Enzymes are specialised proteins that act as biological catalysts, accelerating chemical reactions in cells without being used up in the process. They play an important role in numerous cellular processes, including digestion, metabolism, DNA replication and energy production. Enzymes are essential for life, as they enable reactions to occur at rates necessary for sustaining biological functions under mild conditions of temperature and pH.
Enzymes have a unique three-dimensional structure that is essential for their function. They are composed of one or more polypeptide chains folded into a specific shape, which includes an active site. The folding of the enzyme into its functional conformation is determined by the sequence of amino acids in the protein and is stabilised by various interactions, including hydrogen bonds, ionic bonds, hydrophobic interactions and disulphide bridges.
The primary function of enzymes is to lower the activation energy required for a reaction to occur, thereby increasing the reaction rate. This is achieved through the active site, a specific region of the enzyme with a unique shape and chemical environment perfectly suited to bind to the enzyme’s substrate (the reactant molecule).
- Active Site: The active site is a small, specialised region of the enzyme where substrate molecules bind. It consists of a few key amino acids that create a precise environment for the reaction, including binding sites that interact with the substrate through weak, non-covalent interactions.
- Enzyme-Substrate Complex: When the substrate binds to the active site, it forms an enzyme-substrate complex. This binding stabilises the transition state of the substrate, reducing the activation energy needed for the reaction.
- Catalysis and Product Formation: The enzyme catalyses the conversion of the substrate into the product by facilitating bond-breaking and bond-forming processes. Once the reaction is complete, the product is released, and the enzyme is free to bind with another substrate molecule, ready to catalyse subsequent reactions.
Enzyme models
Enzyme function is often described using models that explain how enzymes interact with their substrates. The two primary models are the lock-and-key model and the induced-fit model.

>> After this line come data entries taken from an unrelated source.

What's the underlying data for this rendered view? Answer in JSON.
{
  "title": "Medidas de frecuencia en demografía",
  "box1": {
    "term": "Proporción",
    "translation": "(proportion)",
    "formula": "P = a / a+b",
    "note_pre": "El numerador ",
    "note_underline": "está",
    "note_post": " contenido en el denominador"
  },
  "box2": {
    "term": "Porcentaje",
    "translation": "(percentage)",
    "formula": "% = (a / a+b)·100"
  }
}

The lock-and-key model, proposed by Emil Fischer in 1894, is the simpler of the two models and was the first to describe enzyme-substrate interactions. According to this model:
- Specificity: The active site of the enzyme is rigid and precisely shaped to fit a specific substrate, much like a key fitting into a specific lock. This model emphasises the high specificity of enzymes, where only substrates with the correct shape can bind to the enzyme’s active site.
- Mechanism: The substrate binds to the active site without causing significant changes in the enzyme’s structure. The enzyme-substrate complex is formed quickly, and the enzyme catalyses the reaction without altering its shape.
The induced-fit model was proposed by Daniel Koshland in 1958. According to this model:
- Flexibility: The active site is not a perfect fit for the substrate initially. Instead, the enzyme is flexible and undergoes a conformational change upon substrate binding. This change helps to optimise the fit between the enzyme and the substrate.
- Mechanism: When the substrate approaches the enzyme, the active site moulds itself around the substrate, enhancing the interaction. This conformational change not only positions the substrate correctly but also stresses specific bonds within the substrate, lowering the activation energy needed for the reaction.